Avvolto da una cortina di mistero che anno dopo anno svela nuovi, interessanti particolari, Domenico Zipoli si dedicò per anni alla composizione, all’insegnamento, alla crescita del movimento musicale tra le popolazioni indigene. Spinto da una vocazione a tratti incomprensibile ma senza dubbio fortissima, Padre Domenico “fece in modo che le feste si celebrassero con accompagnamenti musicali, suscitando l’ammirazione quanto degli spagnoli che dei neofiti. Esaltata di ascoltarlo, una folla immensa riempiva la Chiesa [della reducion] per ascoltarlo”.  La fama di Zipoli finì con l’allargarsi a macchia d’olio tra le terre sotto l’egida gesuita: a centinaia di chilometri da Cordoba, in luoghi dove Zipoli mai mise piede, zoologi ed esploratori giunti da Francia, Italia, Germania, affermarono di aver sentito “musiche indicibili, di rara bellezza, nello stile italiano ed esecuzioni straordinarie che mai ci si sarebbe attesi di ritrovare”. Negli archivi di numerose reduciones sono stati rinvenuti manoscritti a firma di Domenico Zipoli, contenenti composizioni per organo, mottetti, messe, accatastate accanto a pagine di Corelli, Vivaldi e altri celebri compositori.

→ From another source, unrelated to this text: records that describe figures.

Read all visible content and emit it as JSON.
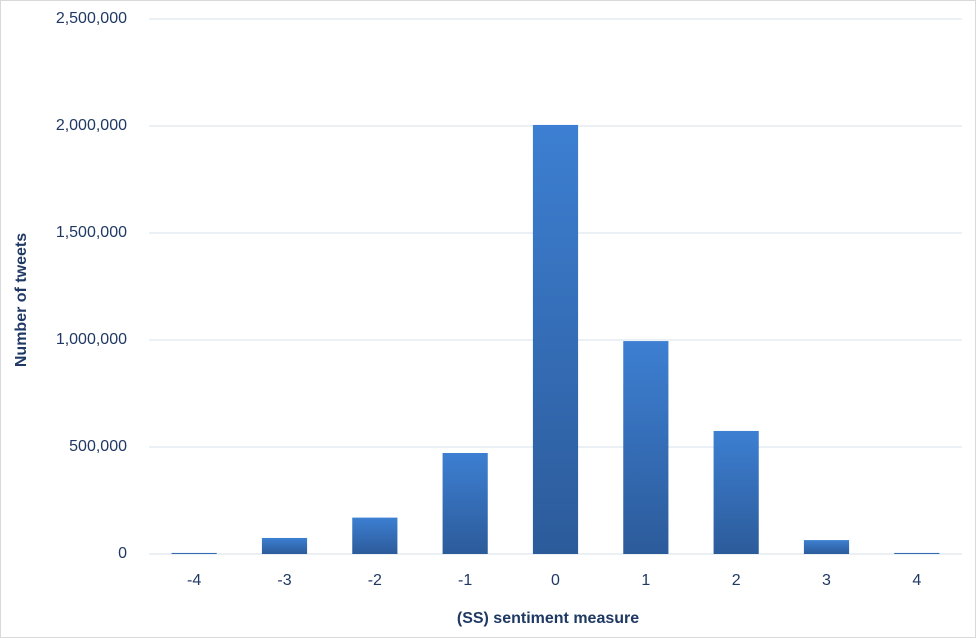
{
  "chart_data": {
    "type": "bar",
    "x_label": "(SS) sentiment measure",
    "y_label": "Number of tweets",
    "categories": [
      "-4",
      "-3",
      "-2",
      "-1",
      "0",
      "1",
      "2",
      "3",
      "4"
    ],
    "values": [
      5000,
      75000,
      170000,
      472000,
      2005000,
      995000,
      575000,
      65000,
      5000
    ],
    "color": "#3d7fd2",
    "ylim": [
      0,
      2500000
    ],
    "yticks": [
      0,
      {
        "value": 500000,
        "label": "500,000"
      },
      {
        "value": 1000000,
        "label": "1,000,000"
      },
      {
        "value": 1500000,
        "label": "1,500,000"
      },
      {
        "value": 2000000,
        "label": "2,000,000"
      },
      {
        "value": 2500000,
        "label": "2,500,000"
      }
    ],
    "grid": true
  }
}
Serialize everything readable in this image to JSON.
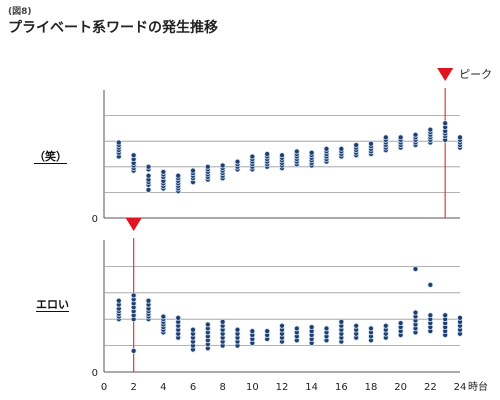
{
  "figure": {
    "tag": "(図8)",
    "title": "プライベート系ワードの発生推移",
    "peak_label": "ピーク",
    "x_unit": "時台"
  },
  "colors": {
    "dot_fill": "#1f3d6e",
    "dot_stroke": "#cfe0f2",
    "peak_line": "#e0393e",
    "peak_marker": "#e0141e",
    "grid": "#9a9a9a",
    "frame": "#555555"
  },
  "chart_data": {
    "type": "scatter",
    "x_ticks": [
      0,
      2,
      4,
      6,
      8,
      10,
      12,
      14,
      16,
      18,
      20,
      22,
      24
    ],
    "xlim": [
      0,
      24
    ],
    "xlabel": "時台",
    "panels": [
      {
        "name": "（笑）",
        "y_zero_label": "0",
        "ylim": [
          0,
          5
        ],
        "grid_y": [
          1,
          2,
          3,
          4
        ],
        "peak_hour": 23,
        "points": {
          "1": [
            2.4,
            2.55,
            2.65,
            2.75,
            2.85,
            2.95
          ],
          "2": [
            1.85,
            1.95,
            2.05,
            2.15,
            2.3,
            2.45
          ],
          "3": [
            1.1,
            1.3,
            1.4,
            1.5,
            1.65,
            1.9,
            2.0
          ],
          "4": [
            1.15,
            1.25,
            1.35,
            1.45,
            1.6,
            1.7,
            1.8
          ],
          "5": [
            1.05,
            1.15,
            1.25,
            1.35,
            1.45,
            1.55,
            1.65
          ],
          "6": [
            1.4,
            1.55,
            1.65,
            1.75,
            1.85
          ],
          "7": [
            1.5,
            1.6,
            1.7,
            1.8,
            1.9,
            2.0
          ],
          "8": [
            1.55,
            1.65,
            1.75,
            1.85,
            1.95,
            2.05
          ],
          "9": [
            1.9,
            2.0,
            2.1,
            2.2
          ],
          "10": [
            1.9,
            2.0,
            2.1,
            2.2,
            2.3,
            2.4
          ],
          "11": [
            2.0,
            2.1,
            2.2,
            2.3,
            2.4,
            2.5
          ],
          "12": [
            1.95,
            2.05,
            2.15,
            2.25,
            2.35,
            2.45
          ],
          "13": [
            2.1,
            2.2,
            2.3,
            2.4,
            2.5,
            2.6
          ],
          "14": [
            2.05,
            2.15,
            2.25,
            2.35,
            2.45,
            2.55
          ],
          "15": [
            2.2,
            2.3,
            2.4,
            2.5,
            2.6,
            2.7
          ],
          "16": [
            2.4,
            2.5,
            2.6,
            2.7
          ],
          "17": [
            2.45,
            2.55,
            2.65,
            2.75,
            2.85
          ],
          "18": [
            2.5,
            2.6,
            2.7,
            2.8,
            2.9
          ],
          "19": [
            2.65,
            2.75,
            2.85,
            2.95,
            3.05,
            3.15
          ],
          "20": [
            2.75,
            2.85,
            2.95,
            3.05,
            3.15
          ],
          "21": [
            2.85,
            2.95,
            3.05,
            3.15,
            3.25
          ],
          "22": [
            2.95,
            3.05,
            3.15,
            3.25,
            3.35,
            3.45
          ],
          "23": [
            3.05,
            3.2,
            3.3,
            3.4,
            3.55,
            3.7
          ],
          "24": [
            2.75,
            2.85,
            2.95,
            3.05,
            3.15
          ]
        }
      },
      {
        "name": "エロい",
        "y_zero_label": "0",
        "ylim": [
          0,
          5
        ],
        "grid_y": [
          1,
          2,
          3,
          4
        ],
        "peak_hour": 2,
        "points": {
          "1": [
            2.0,
            2.1,
            2.2,
            2.3,
            2.4,
            2.55,
            2.7
          ],
          "2": [
            0.8,
            2.0,
            2.15,
            2.3,
            2.45,
            2.6,
            2.75,
            2.9
          ],
          "3": [
            2.0,
            2.1,
            2.2,
            2.3,
            2.4,
            2.55,
            2.7
          ],
          "4": [
            1.5,
            1.6,
            1.7,
            1.8,
            1.9,
            2.0,
            2.1
          ],
          "5": [
            1.3,
            1.45,
            1.6,
            1.75,
            1.9,
            2.05
          ],
          "6": [
            0.85,
            1.0,
            1.15,
            1.3,
            1.45,
            1.6
          ],
          "7": [
            0.9,
            1.05,
            1.2,
            1.35,
            1.5,
            1.65,
            1.8
          ],
          "8": [
            1.0,
            1.15,
            1.3,
            1.45,
            1.6,
            1.75,
            1.9
          ],
          "9": [
            1.0,
            1.15,
            1.3,
            1.45,
            1.6
          ],
          "10": [
            1.1,
            1.25,
            1.4,
            1.55
          ],
          "11": [
            1.25,
            1.4,
            1.55
          ],
          "12": [
            1.15,
            1.3,
            1.45,
            1.6,
            1.75
          ],
          "13": [
            1.2,
            1.35,
            1.5,
            1.65
          ],
          "14": [
            1.1,
            1.25,
            1.4,
            1.55,
            1.7
          ],
          "15": [
            1.2,
            1.35,
            1.5,
            1.65
          ],
          "16": [
            1.15,
            1.3,
            1.45,
            1.6,
            1.75,
            1.9
          ],
          "17": [
            1.3,
            1.45,
            1.6,
            1.75
          ],
          "18": [
            1.2,
            1.35,
            1.5,
            1.65
          ],
          "19": [
            1.3,
            1.45,
            1.6,
            1.75
          ],
          "20": [
            1.4,
            1.55,
            1.7,
            1.85
          ],
          "21": [
            1.5,
            1.65,
            1.8,
            1.95,
            2.1,
            2.25,
            3.9
          ],
          "22": [
            1.55,
            1.7,
            1.85,
            2.0,
            2.15,
            3.3
          ],
          "23": [
            1.4,
            1.55,
            1.7,
            1.85,
            2.0,
            2.15
          ],
          "24": [
            1.45,
            1.6,
            1.75,
            1.9,
            2.05
          ]
        }
      }
    ]
  }
}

Partito verso un mondo ignoto e mai più tornato a raccontare la propria storia, Domenico Zipoli rappresenta ancora oggi una delle pagine della storia della musica più misteriose ed allo stesso tempo ricche di intricate curiosità. Nemmeno comparando, come abbiamo provato a fare, le fonti provenienti da due differenti continenti, è oggi possibile ricostruire il pensiero alla base dell’esistenza del padre gesuita e la reale portata del suo immenso lavoro, tanto umanitario quanto musicale. Doveroso, in ogni caso, è il ricordo per una figura particolare, che ancora oggi affascina e incuriosisce, seppur in gran silenzio.